Так же вели себя поляки и в отношении московских правителей. Главного боярина Фёдора Мстиславского произвели указом Сигизмунда в «первенствующий чин государева конюшего», другого члена семибоярного правительства, Фёдора Шереметева, щедро одарили поместьями и деньгами из московской казны. Зато строптивым А.В.Голицыну и И.М.Воротынскому дали полную отставку.
Со смертью Самозванца не у дел оказался окружавший его сброд, он-то в надежде на получение милостей и стал изъявлять покорность королю. Гонсевский, к которому постепенно переходила власть, назначал отступников на важнейшие государственные должности. Его ближайшим советником стал Михаил Салтыков, ему были пожалованы вотчины Годуновых и Шуйских. Через торгового мужика гостиной сотни Федьку Андронова, назначенного казначеем, неуёмный пан получил безраздельный доступ к царской казне и распоряжался ею, как своей собственной. По его представлению январским распоряжением Сигизмунда бывшие тушинцы получили ключевые посты в приказах: М. Молчанов — в Панском; Ю. Хворостинин — в Пушкарском; И. Грамотин — в Посольском; И. Салтыков — в Казанском...
Властолюбие Гонсевского не имело пределов, он полностью подчинил себе боярскую думу, несогласных принуждал силой и добился того, что бояре прикладывали руки к грамотам по его приказу, даже не читая их. При появлении в думе, к нему подсаживались Салтыков, Андронов, Грамотин, всё решалось с ними, бояре же только зевали и ждали приказа.

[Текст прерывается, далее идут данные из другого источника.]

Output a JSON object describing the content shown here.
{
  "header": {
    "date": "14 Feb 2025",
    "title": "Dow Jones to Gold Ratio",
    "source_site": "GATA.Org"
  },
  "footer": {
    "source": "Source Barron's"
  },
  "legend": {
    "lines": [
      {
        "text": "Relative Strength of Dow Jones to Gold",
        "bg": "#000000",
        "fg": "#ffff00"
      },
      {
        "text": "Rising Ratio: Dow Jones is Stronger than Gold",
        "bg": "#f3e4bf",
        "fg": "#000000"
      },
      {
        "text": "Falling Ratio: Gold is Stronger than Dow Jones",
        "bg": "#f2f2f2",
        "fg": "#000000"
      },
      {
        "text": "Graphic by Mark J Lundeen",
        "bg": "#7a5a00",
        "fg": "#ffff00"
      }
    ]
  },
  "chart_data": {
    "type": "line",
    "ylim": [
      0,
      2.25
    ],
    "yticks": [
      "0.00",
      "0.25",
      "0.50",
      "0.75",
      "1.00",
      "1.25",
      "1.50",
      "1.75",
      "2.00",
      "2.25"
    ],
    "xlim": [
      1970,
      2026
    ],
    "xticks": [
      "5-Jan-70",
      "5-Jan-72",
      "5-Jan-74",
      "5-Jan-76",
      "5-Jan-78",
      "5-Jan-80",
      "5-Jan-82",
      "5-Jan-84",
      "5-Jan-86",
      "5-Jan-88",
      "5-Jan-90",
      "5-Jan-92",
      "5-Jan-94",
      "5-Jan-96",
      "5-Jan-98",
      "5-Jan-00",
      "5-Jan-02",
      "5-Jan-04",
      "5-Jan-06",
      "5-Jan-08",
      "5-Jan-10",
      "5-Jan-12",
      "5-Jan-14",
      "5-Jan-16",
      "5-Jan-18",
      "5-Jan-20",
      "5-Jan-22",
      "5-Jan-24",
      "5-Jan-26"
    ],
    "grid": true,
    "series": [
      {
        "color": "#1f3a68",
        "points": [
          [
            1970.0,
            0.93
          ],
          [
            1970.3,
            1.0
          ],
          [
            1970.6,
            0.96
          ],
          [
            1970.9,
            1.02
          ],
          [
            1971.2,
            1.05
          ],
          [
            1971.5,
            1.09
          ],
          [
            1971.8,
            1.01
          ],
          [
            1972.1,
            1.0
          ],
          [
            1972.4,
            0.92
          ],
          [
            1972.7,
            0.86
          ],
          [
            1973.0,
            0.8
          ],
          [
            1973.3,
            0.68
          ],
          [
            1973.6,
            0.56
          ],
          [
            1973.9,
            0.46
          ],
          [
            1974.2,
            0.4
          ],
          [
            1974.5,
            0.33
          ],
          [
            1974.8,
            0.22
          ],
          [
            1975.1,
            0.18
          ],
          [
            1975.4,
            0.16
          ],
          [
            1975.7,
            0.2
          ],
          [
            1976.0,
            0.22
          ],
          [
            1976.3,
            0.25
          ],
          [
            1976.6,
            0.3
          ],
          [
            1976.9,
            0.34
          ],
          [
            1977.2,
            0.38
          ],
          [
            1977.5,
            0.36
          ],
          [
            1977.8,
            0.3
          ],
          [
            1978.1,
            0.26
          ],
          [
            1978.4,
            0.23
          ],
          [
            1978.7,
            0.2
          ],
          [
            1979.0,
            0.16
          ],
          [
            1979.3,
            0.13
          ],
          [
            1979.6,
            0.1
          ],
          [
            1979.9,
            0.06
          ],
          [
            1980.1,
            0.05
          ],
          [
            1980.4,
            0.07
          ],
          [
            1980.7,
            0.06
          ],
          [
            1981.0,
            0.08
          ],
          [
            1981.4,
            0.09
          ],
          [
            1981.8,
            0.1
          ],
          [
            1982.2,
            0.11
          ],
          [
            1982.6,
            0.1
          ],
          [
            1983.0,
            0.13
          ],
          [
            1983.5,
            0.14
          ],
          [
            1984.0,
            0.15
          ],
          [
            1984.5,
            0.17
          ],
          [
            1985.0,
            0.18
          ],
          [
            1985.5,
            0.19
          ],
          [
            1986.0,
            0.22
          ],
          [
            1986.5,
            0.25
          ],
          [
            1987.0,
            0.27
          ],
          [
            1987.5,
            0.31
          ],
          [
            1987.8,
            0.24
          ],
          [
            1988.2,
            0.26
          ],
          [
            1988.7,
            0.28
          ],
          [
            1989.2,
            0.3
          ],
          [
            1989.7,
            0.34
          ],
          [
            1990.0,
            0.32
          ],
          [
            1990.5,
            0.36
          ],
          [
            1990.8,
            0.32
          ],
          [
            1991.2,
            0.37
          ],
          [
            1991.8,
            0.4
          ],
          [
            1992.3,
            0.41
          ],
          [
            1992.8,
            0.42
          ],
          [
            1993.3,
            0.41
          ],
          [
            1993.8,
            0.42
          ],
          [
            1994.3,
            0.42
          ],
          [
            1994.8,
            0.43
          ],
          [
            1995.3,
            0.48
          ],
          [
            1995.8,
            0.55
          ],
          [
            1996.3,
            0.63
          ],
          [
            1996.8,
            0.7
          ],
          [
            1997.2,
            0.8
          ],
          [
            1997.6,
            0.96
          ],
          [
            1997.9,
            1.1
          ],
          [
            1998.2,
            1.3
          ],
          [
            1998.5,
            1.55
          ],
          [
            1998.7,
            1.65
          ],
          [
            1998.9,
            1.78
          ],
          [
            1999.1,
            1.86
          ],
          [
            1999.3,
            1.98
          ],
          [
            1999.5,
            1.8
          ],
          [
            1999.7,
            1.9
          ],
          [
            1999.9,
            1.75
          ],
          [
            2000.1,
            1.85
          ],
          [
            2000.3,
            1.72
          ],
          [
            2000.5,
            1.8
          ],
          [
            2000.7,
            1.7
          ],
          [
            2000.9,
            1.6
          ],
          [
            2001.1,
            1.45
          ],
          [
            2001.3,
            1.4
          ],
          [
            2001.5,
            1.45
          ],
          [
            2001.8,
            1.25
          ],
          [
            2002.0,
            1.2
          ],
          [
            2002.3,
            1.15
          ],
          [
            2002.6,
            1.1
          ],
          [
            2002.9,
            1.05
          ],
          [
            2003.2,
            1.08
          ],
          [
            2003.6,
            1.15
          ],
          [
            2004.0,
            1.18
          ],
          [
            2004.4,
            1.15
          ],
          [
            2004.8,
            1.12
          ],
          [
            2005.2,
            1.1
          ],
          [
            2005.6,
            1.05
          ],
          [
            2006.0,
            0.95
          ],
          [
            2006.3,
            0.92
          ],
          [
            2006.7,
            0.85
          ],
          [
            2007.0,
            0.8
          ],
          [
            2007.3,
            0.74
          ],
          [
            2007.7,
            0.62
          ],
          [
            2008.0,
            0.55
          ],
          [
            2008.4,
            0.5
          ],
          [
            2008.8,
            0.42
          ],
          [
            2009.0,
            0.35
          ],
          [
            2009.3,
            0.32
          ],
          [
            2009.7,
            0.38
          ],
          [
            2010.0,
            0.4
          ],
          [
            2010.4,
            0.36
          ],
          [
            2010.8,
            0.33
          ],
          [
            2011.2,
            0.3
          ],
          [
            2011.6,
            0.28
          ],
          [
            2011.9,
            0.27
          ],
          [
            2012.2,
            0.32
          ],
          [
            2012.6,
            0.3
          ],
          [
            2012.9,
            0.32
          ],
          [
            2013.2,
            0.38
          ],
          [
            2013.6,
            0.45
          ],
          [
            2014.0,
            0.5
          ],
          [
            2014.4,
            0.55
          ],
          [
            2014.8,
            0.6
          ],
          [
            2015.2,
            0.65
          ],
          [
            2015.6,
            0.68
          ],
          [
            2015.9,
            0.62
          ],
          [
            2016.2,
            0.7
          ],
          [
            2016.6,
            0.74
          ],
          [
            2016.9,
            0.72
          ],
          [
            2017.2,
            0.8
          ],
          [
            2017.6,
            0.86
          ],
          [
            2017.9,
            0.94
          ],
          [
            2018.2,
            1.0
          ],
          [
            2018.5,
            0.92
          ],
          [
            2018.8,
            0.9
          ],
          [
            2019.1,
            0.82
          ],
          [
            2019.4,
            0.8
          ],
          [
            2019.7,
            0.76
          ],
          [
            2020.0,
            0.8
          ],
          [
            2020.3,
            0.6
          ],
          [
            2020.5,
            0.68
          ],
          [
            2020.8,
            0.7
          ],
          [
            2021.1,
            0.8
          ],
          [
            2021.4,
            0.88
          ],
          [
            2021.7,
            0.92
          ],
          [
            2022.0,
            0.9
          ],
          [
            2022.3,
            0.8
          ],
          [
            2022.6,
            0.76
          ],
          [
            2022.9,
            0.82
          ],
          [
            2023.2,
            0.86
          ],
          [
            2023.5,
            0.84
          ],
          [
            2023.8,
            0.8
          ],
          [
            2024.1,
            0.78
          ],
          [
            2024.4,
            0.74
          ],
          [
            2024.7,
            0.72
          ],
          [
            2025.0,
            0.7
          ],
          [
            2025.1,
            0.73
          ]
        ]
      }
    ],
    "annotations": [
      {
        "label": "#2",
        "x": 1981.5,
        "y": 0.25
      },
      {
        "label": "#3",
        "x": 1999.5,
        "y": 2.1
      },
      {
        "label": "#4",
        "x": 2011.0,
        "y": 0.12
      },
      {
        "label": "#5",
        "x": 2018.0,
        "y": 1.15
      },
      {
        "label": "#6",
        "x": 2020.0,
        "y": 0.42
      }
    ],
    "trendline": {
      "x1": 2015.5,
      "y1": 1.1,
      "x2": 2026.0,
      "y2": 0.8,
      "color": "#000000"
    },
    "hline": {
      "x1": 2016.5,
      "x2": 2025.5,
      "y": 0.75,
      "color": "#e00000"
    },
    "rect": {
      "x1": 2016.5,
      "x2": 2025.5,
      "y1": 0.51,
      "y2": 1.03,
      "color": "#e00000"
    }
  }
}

Единственным, до кого пока не доходили руки, являлся патриарх. Он не соблазнялся никакими посулами и отказывался подписывать что бы то ни было, не согласующееся с августовскими договорённостями. Послы ещё в декабре исхитрились послать ему письмо с изложением козней польской стороны; проницательный Гермоген сразу понял, что вся затея с договором обречена на провал и никакого согласия добиться не удастся. Со смертью Самозванца оставался один источник российской смуты — поляки со своими приспешниками, и патриарх стал открыто призывать к их свержению. За его рукою пошли по городам грамоты, в которых он объявлял о происках короля и, разрешая всех от присяги королевичу, повелевал «на кровь дерзнути и идти к Москве на литовских людей». Первыми на призыв святителя откликнулись рязанцы во главе с Прокофием Ляпуновым, за ними ярославцы и нижегородцы. Города, как и два года назад, стали подниматься за честь родной земли. К патриаршему слову прикладывалась грамота из-под Смоленска.